Introduction
Recent technological advances in the field of genomics including DNA microarray and now next-generation sequencing have allowed the analysis of entire genomes. The identification and characterization of the genome-wide locations of transcription factor binding sites and chromatin modifications are critical for the comprehensive understanding of gene regulation under various biological conditions.

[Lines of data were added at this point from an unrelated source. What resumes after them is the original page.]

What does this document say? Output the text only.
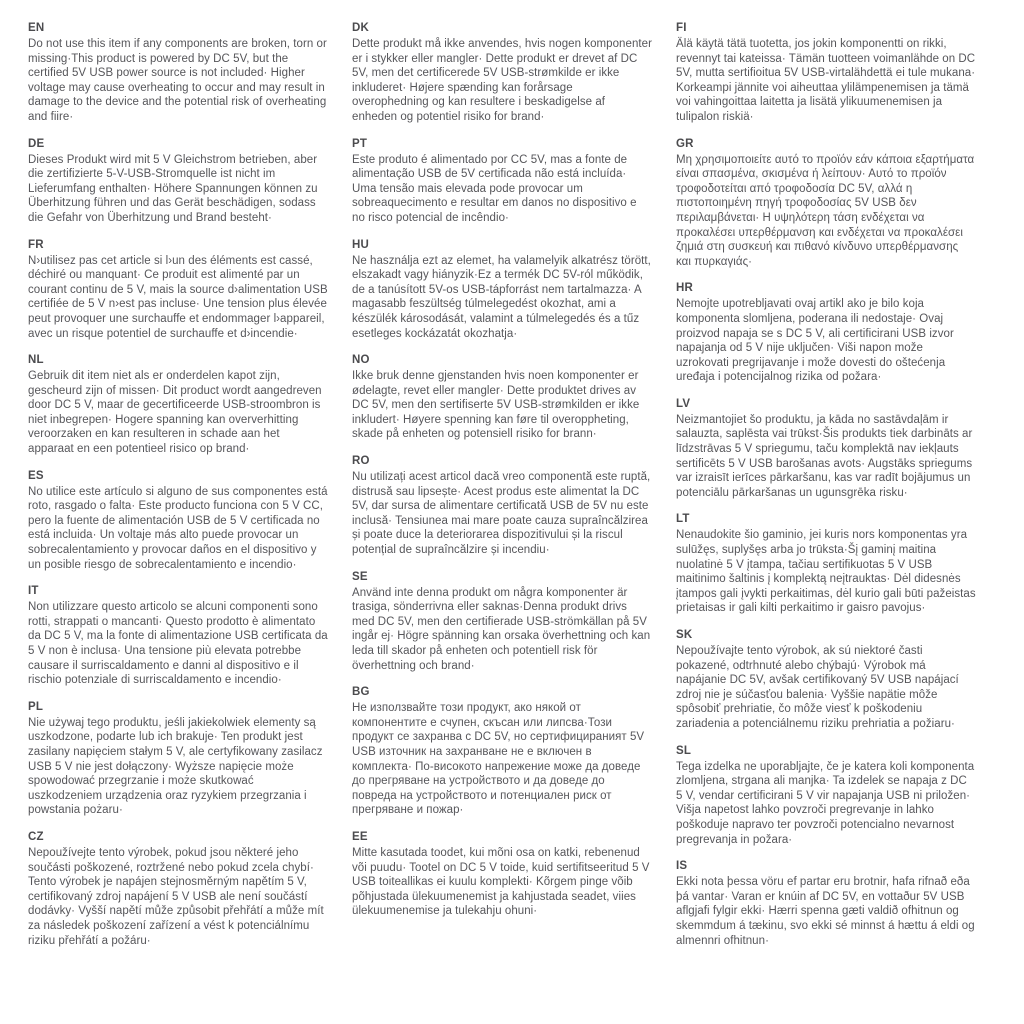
EN

Do not use this item if any components are broken, torn or missing·This product is powered by DC 5V, but the certified 5V USB power source is not included· Higher voltage may cause overheating to occur and may result in damage to the device and the potential risk of overheating and fiire·

DE

Dieses Produkt wird mit 5 V Gleichstrom betrieben, aber die zertifizierte 5-V-USB-Stromquelle ist nicht im Lieferumfang enthalten· Höhere Spannungen können zu Überhitzung führen und das Gerät beschädigen, sodass die Gefahr von Überhitzung und Brand besteht·

FR

N›utilisez pas cet article si l›un des éléments est cassé, déchiré ou manquant· Ce produit est alimenté par un courant continu de 5 V, mais la source d›alimentation USB certifiée de 5 V n›est pas incluse· Une tension plus élevée peut provoquer une surchauffe et endommager l›appareil, avec un risque potentiel de surchauffe et d›incendie·

NL

Gebruik dit item niet als er onderdelen kapot zijn, gescheurd zijn of missen· Dit product wordt aangedreven door DC 5 V, maar de gecertificeerde USB-stroombron is niet inbegrepen· Hogere spanning kan oververhitting veroorzaken en kan resulteren in schade aan het apparaat en een potentieel risico op brand·

ES

No utilice este artículo si alguno de sus componentes está roto, rasgado o falta· Este producto funciona con 5 V CC, pero la fuente de alimentación USB de 5 V certificada no está incluida· Un voltaje más alto puede provocar un sobrecalentamiento y provocar daños en el dispositivo y un posible riesgo de sobrecalentamiento e incendio·

IT

Non utilizzare questo articolo se alcuni componenti sono rotti, strappati o mancanti· Questo prodotto è alimentato da DC 5 V, ma la fonte di alimentazione USB certificata da 5 V non è inclusa· Una tensione più elevata potrebbe causare il surriscaldamento e danni al dispositivo e il rischio potenziale di surriscaldamento e incendio·

PL

Nie używaj tego produktu, jeśli jakiekolwiek elementy są uszkodzone, podarte lub ich brakuje· Ten produkt jest zasilany napięciem stałym 5 V, ale certyfikowany zasilacz USB 5 V nie jest dołączony· Wyższe napięcie może spowodować przegrzanie i może skutkować uszkodzeniem urządzenia oraz ryzykiem przegrzania i powstania pożaru·

CZ

Nepoužívejte tento výrobek, pokud jsou některé jeho součásti poškozené, roztržené nebo pokud zcela chybí· Tento výrobek je napájen stejnosměrným napětím 5 V, certifikovaný zdroj napájení 5 V USB ale není součástí dodávky· Vyšší napětí může způsobit přehřátí a může mít za následek poškození zařízení a vést k potenciálnímu riziku přehřátí a požáru·

DK

Dette produkt må ikke anvendes, hvis nogen komponenter er i stykker eller mangler· Dette produkt er drevet af DC 5V, men det certificerede 5V USB-strømkilde er ikke inkluderet· Højere spænding kan forårsage overophedning og kan resultere i beskadigelse af enheden og potentiel risiko for brand·

PT

Este produto é alimentado por CC 5V, mas a fonte de alimentação USB de 5V certificada não está incluída· Uma tensão mais elevada pode provocar um sobreaquecimento e resultar em danos no dispositivo e no risco potencial de incêndio·

HU

Ne használja ezt az elemet, ha valamelyik alkatrész törött, elszakadt vagy hiányzik·Ez a termék DC 5V-ról működik, de a tanúsított 5V-os USB-tápforrást nem tartalmazza· A magasabb feszültség túlmelegedést okozhat, ami a készülék károsodását, valamint a túlmelegedés és a tűz esetleges kockázatát okozhatja·

NO

Ikke bruk denne gjenstanden hvis noen komponenter er ødelagte, revet eller mangler· Dette produktet drives av DC 5V, men den sertifiserte 5V USB-strømkilden er ikke inkludert· Høyere spenning kan føre til overoppheting, skade på enheten og potensiell risiko for brann·

RO

Nu utilizați acest articol dacă vreo componentă este ruptă, distrusă sau lipsește· Acest produs este alimentat la DC 5V, dar sursa de alimentare certificată USB de 5V nu este inclusă· Tensiunea mai mare poate cauza supraîncălzirea și poate duce la deteriorarea dispozitivului și la riscul potențial de supraîncălzire și incendiu·

SE

Använd inte denna produkt om några komponenter är trasiga, sönderrivna eller saknas·Denna produkt drivs med DC 5V, men den certifierade USB-strömkällan på 5V ingår ej· Högre spänning kan orsaka överhettning och kan leda till skador på enheten och potentiell risk för överhettning och brand·

BG

Не използвайте този продукт, ако някой от компонентите е счупен, скъсан или липсва·Този продукт се захранва с DC 5V, но сертифицираният 5V USB източник на захранване не е включен в комплекта· По-високото напрежение може да доведе до прегряване на устройството и да доведе до повреда на устройството и потенциален риск от прегряване и пожар·

EE

Mitte kasutada toodet, kui mõni osa on katki, rebenenud või puudu· Tootel on DC 5 V toide, kuid sertifitseeritud 5 V USB toiteallikas ei kuulu komplekti· Kõrgem pinge võib põhjustada ülekuumenemist ja kahjustada seadet, viies ülekuumenemise ja tulekahju ohuni·

FI

Älä käytä tätä tuotetta, jos jokin komponentti on rikki, revennyt tai kateissa· Tämän tuotteen voimanlähde on DC 5V, mutta sertifioitua 5V USB-virtalähdettä ei tule mukana· Korkeampi jännite voi aiheuttaa ylilämpenemisen ja tämä voi vahingoittaa laitetta ja lisätä ylikuumenemisen ja tulipalon riskiä·

GR

Μη χρησιμοποιείτε αυτό το προϊόν εάν κάποια εξαρτήματα είναι σπασμένα, σκισμένα ή λείπουν· Αυτό το προϊόν τροφοδοτείται από τροφοδοσία DC 5V, αλλά η πιστοποιημένη πηγή τροφοδοσίας 5V USB δεν περιλαμβάνεται· Η υψηλότερη τάση ενδέχεται να προκαλέσει υπερθέρμανση και ενδέχεται να προκαλέσει ζημιά στη συσκευή και πιθανό κίνδυνο υπερθέρμανσης και πυρκαγιάς·

HR

Nemojte upotrebljavati ovaj artikl ako je bilo koja komponenta slomljena, poderana ili nedostaje· Ovaj proizvod napaja se s DC 5 V, ali certificirani USB izvor napajanja od 5 V nije uključen· Viši napon može uzrokovati pregrijavanje i može dovesti do oštećenja uređaja i potencijalnog rizika od požara·

LV

Neizmantojiet šo produktu, ja kāda no sastāvdaļām ir salauzta, saplēsta vai trūkst·Šis produkts tiek darbināts ar līdzstrāvas 5 V spriegumu, taču komplektā nav iekļauts sertificēts 5 V USB barošanas avots· Augstāks spriegums var izraisīt ierīces pārkaršanu, kas var radīt bojājumus un potenciālu pārkaršanas un ugunsgrēka risku·

LT

Nenaudokite šio gaminio, jei kuris nors komponentas yra sulūžęs, suplyšęs arba jo trūksta·Šį gaminį maitina nuolatinė 5 V įtampa, tačiau sertifikuotas 5 V USB maitinimo šaltinis į komplektą neįtrauktas· Dėl didesnės įtampos gali įvykti perkaitimas, dėl kurio gali būti pažeistas prietaisas ir gali kilti perkaitimo ir gaisro pavojus·

SK

Nepoužívajte tento výrobok, ak sú niektoré časti pokazené, odtrhnuté alebo chýbajú· Výrobok má napájanie DC 5V, avšak certifikovaný 5V USB napájací zdroj nie je súčasťou balenia· Vyššie napätie môže spôsobiť prehriatie, čo môže viesť k poškodeniu zariadenia a potenciálnemu riziku prehriatia a požiaru·

SL

Tega izdelka ne uporabljajte, če je katera koli komponenta zlomljena, strgana ali manjka· Ta izdelek se napaja z DC 5 V, vendar certificirani 5 V vir napajanja USB ni priložen· Višja napetost lahko povzroči pregrevanje in lahko poškoduje napravo ter povzroči potencialno nevarnost pregrevanja in požara·

IS

Ekki nota þessa vöru ef partar eru brotnir, hafa rifnað eða þá vantar· Varan er knúin af DC 5V, en vottaður 5V USB aflgjafi fylgir ekki· Hærri spenna gæti valdið ofhitnun og skemmdum á tækinu, svo ekki sé minnst á hættu á eldi og almennri ofhitnun·
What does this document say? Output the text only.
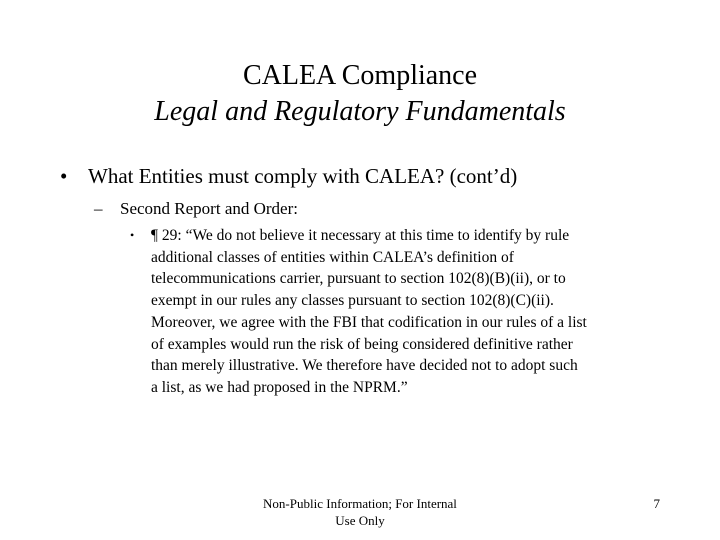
CALEA Compliance
Legal and Regulatory Fundamentals
• What Entities must comply with CALEA? (cont’d)
– Second Report and Order:
• ¶ 29: “We do not believe it necessary at this time to identify by rule
additional classes of entities within CALEA’s definition of
telecommunications carrier, pursuant to section 102(8)(B)(ii), or to
exempt in our rules any classes pursuant to section 102(8)(C)(ii).
Moreover, we agree with the FBI that codification in our rules of a list
of examples would run the risk of being considered definitive rather
than merely illustrative. We therefore have decided not to adopt such
a list, as we had proposed in the NPRM.”
Non-Public Information; For Internal
Use Only
7
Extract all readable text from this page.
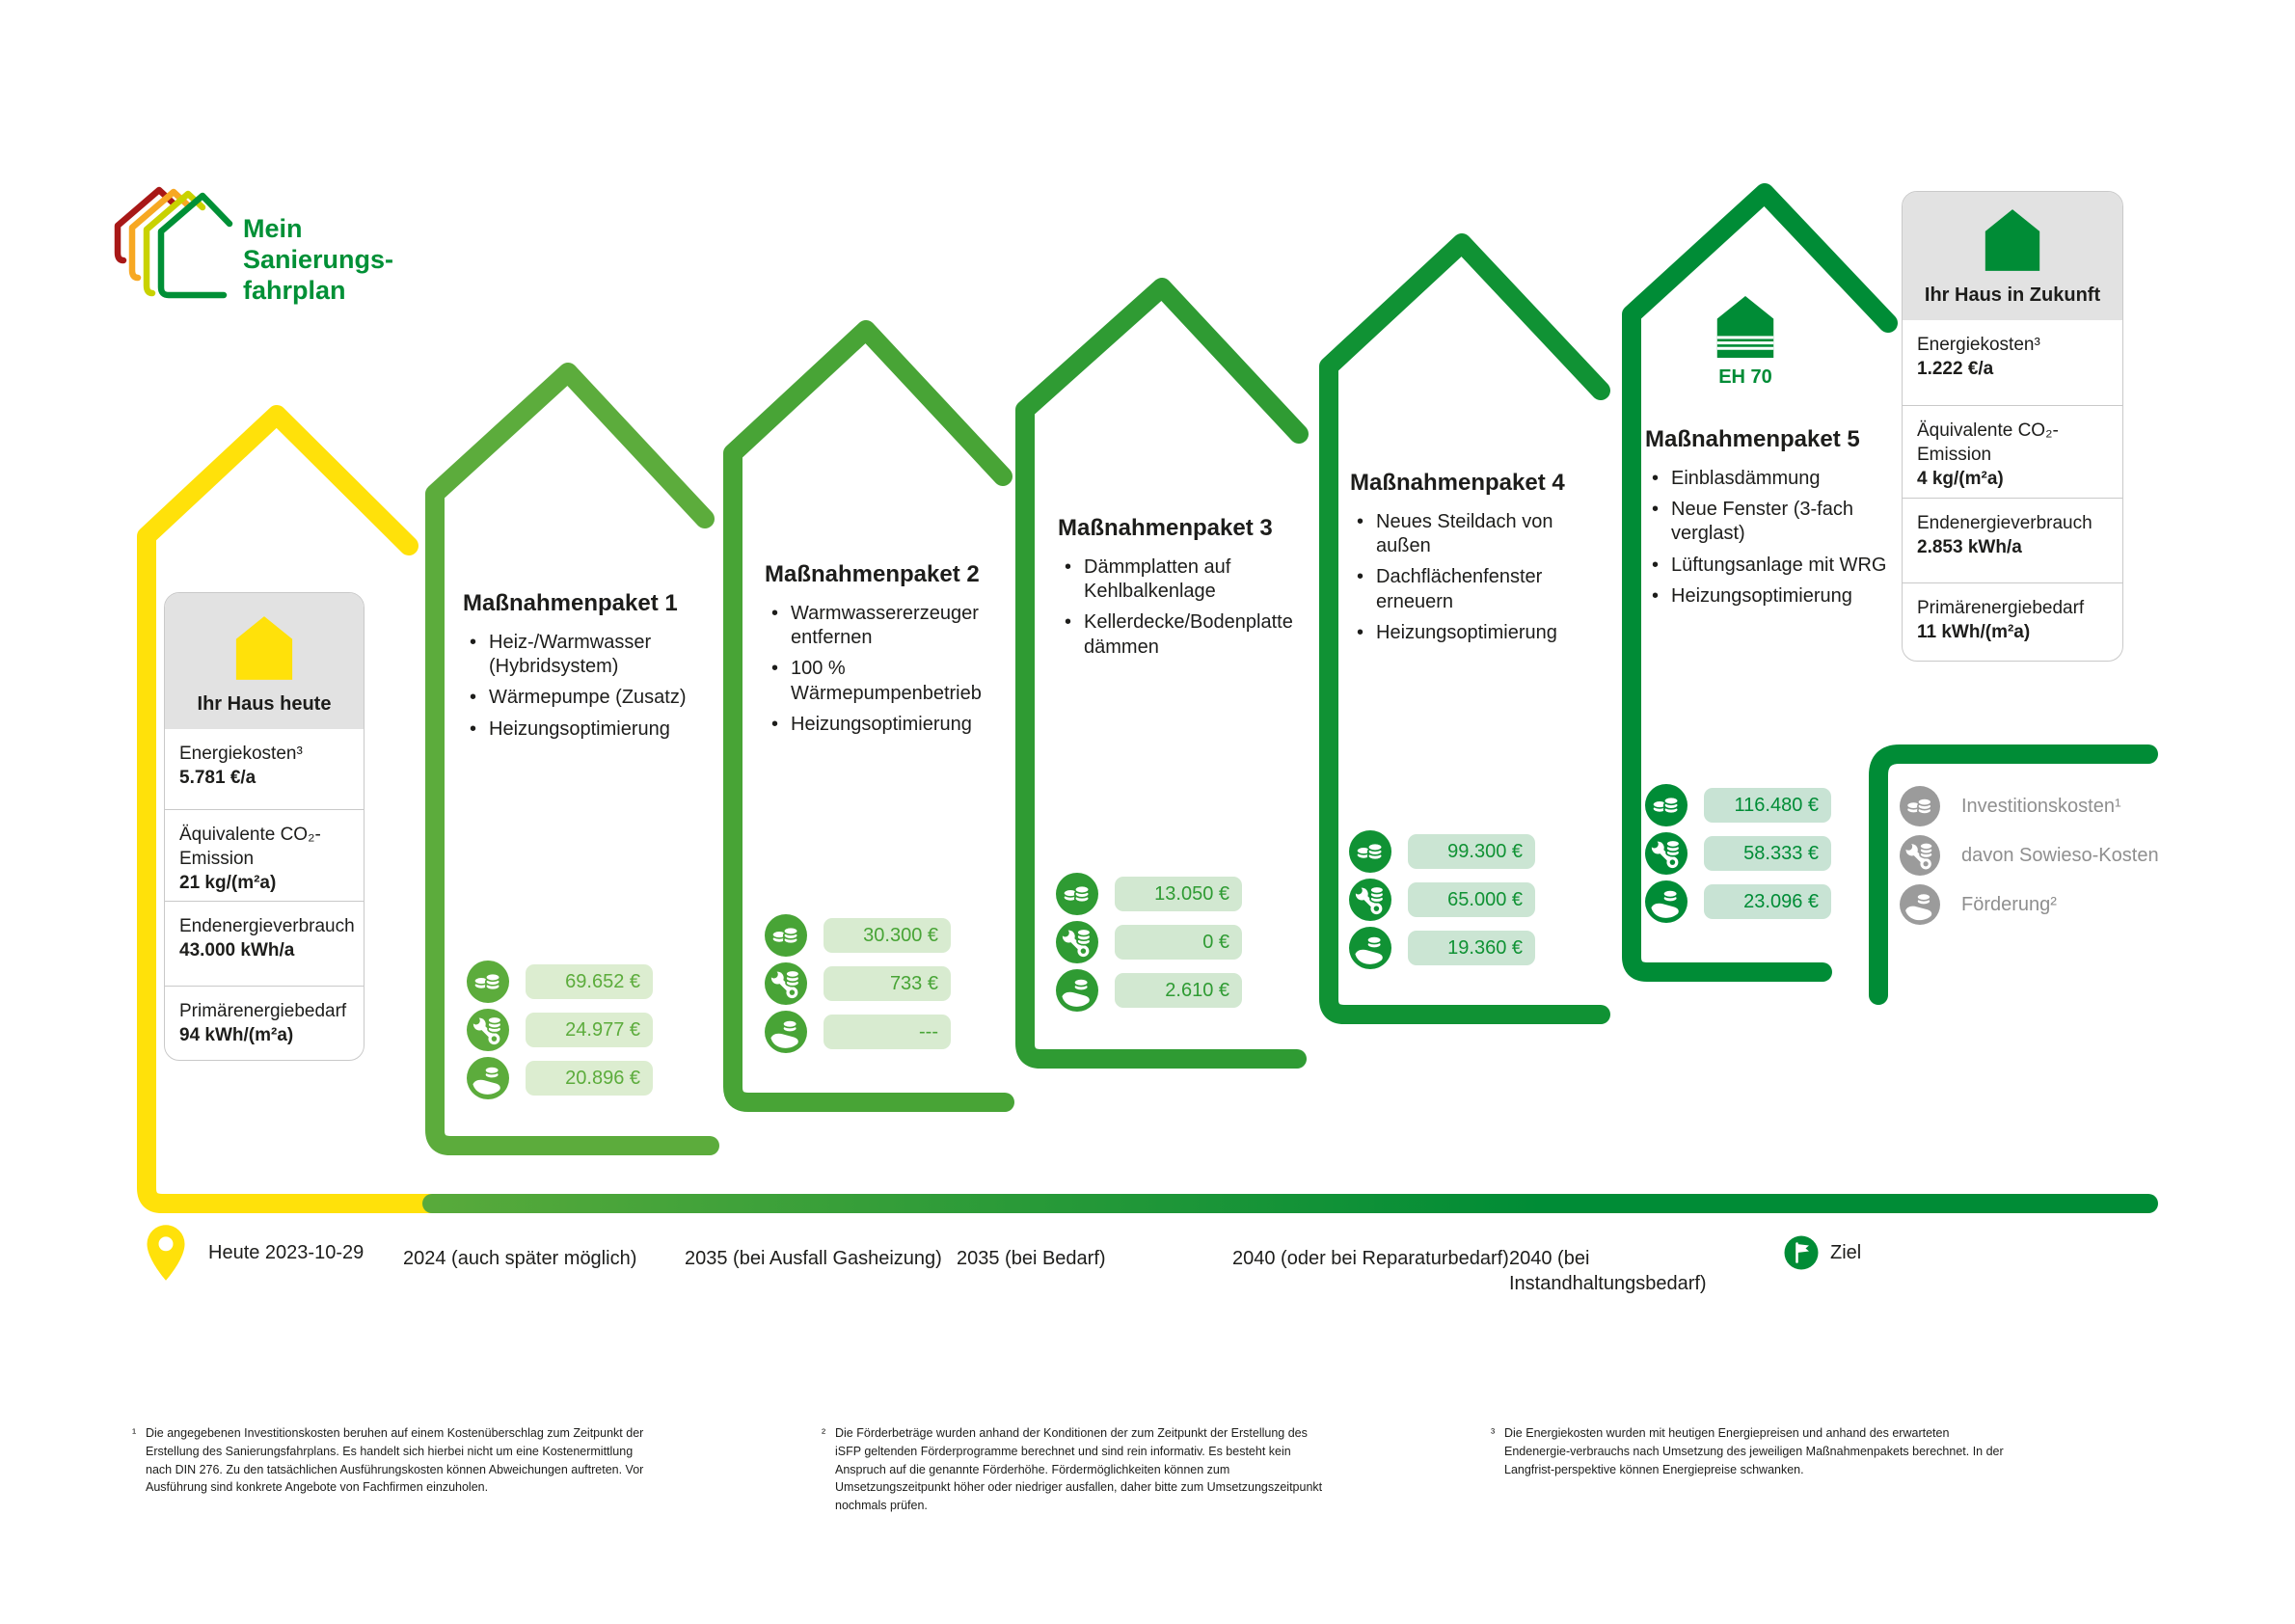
Mein
Sanierungs-
fahrplan
Ihr Haus heute
Energiekosten³
5.781 €/a
Äquivalente CO₂-Emission
21 kg/(m²a)
Endenergieverbrauch
43.000 kWh/a
Primärenergiebedarf
94 kWh/(m²a)
Ihr Haus in Zukunft
Energiekosten³
1.222 €/a
Äquivalente CO₂-Emission
4 kg/(m²a)
Endenergieverbrauch
2.853 kWh/a
Primärenergiebedarf
11 kWh/(m²a)
EH 70
Maßnahmenpaket 1
• Heiz-/Warmwasser (Hybridsystem)
• Wärmepumpe (Zusatz)
• Heizungsoptimierung
Maßnahmenpaket 2
• Warmwassererzeuger entfernen
• 100 % Wärmepumpenbetrieb
• Heizungsoptimierung
Maßnahmenpaket 3
• Dämmplatten auf Kehlbalkenlage
• Kellerdecke/Bodenplatte dämmen
Maßnahmenpaket 4
• Neues Steildach von außen
• Dachflächenfenster erneuern
• Heizungsoptimierung
Maßnahmenpaket 5
• Einblasdämmung
• Neue Fenster (3-fach verglast)
• Lüftungsanlage mit WRG
• Heizungsoptimierung
69.652 €
24.977 €
20.896 €
30.300 €
733 €
---
13.050 €
0 €
2.610 €
99.300 €
65.000 €
19.360 €
116.480 €
58.333 €
23.096 €
Investitionskosten¹
davon Sowieso-Kosten
Förderung²
Heute 2023-10-29 2024 (auch später möglich) 2035 (bei Ausfall Gasheizung) 2035 (bei Bedarf)	2040 (oder bei Reparaturbedarf) 2040 (bei Instandhaltungsbedarf)
Ziel
¹ Die angegebenen Investitionskosten beruhen auf einem Kostenüberschlag zum Zeitpunkt der Erstellung des Sanierungsfahrplans. Es handelt sich hierbei nicht um eine Kostenermittlung nach DIN 276. Zu den tatsächlichen Ausführungskosten können Abweichungen auftreten. Vor Ausführung sind konkrete Angebote von Fachfirmen einzuholen.
² Die Förderbeträge wurden anhand der Konditionen der zum Zeitpunkt der Erstellung des iSFP geltenden Förderprogramme berechnet und sind rein informativ. Es besteht kein Anspruch auf die genannte Förderhöhe. Fördermöglichkeiten können zum Umsetzungszeitpunkt höher oder niedriger ausfallen, daher bitte zum Umsetzungszeitpunkt nochmals prüfen.
³ Die Energiekosten wurden mit heutigen Energiepreisen und anhand des erwarteten Endenergie-verbrauchs nach Umsetzung des jeweiligen Maßnahmenpakets berechnet. In der Langfrist-perspektive können Energiepreise schwanken.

ChIP-seq, which combines chromatin immunoprecipitation (ChIP) with massively parallel short-read sequencing, offers high specificity, sensitivity, and spatial resolution in profiling in vivo protein-DNA association; histones, histone variants, and modified histones; nucleosome positioning; polymerases and transcriptional machinery complexes; and DNA methylation (Holt and Jones, 2008; Park, 2009).
Although sequencing overcomes certain limitations of DNA-protein profiling with microarrays (ChIP-chip), it raises statistical and computational challenges, some of which are related to those for ChIP-chip and others that are novel. Among other things, the large amount of sequence reads generated by a single machine run and the diverse sources of biases render the analysis of ChIP-seq data challenging. To address these challenges, computational tools have already been proposed by several research groups (e.g., Ji et al., 2008; Jothi et al., 2008; Kharchenko et al., 2008; Zhang et al., 2008b; Rozowsky et al., 2009; Spryrou et al., 2009; Qin et al., 2010). A common first step in the analysis of ChIP-seq data is to smooth the raw sequence read counts along each chromosome to obtain a sequence read profile (aka pile-up) that can be used to identify regions of interest (Pepke et al., 2009).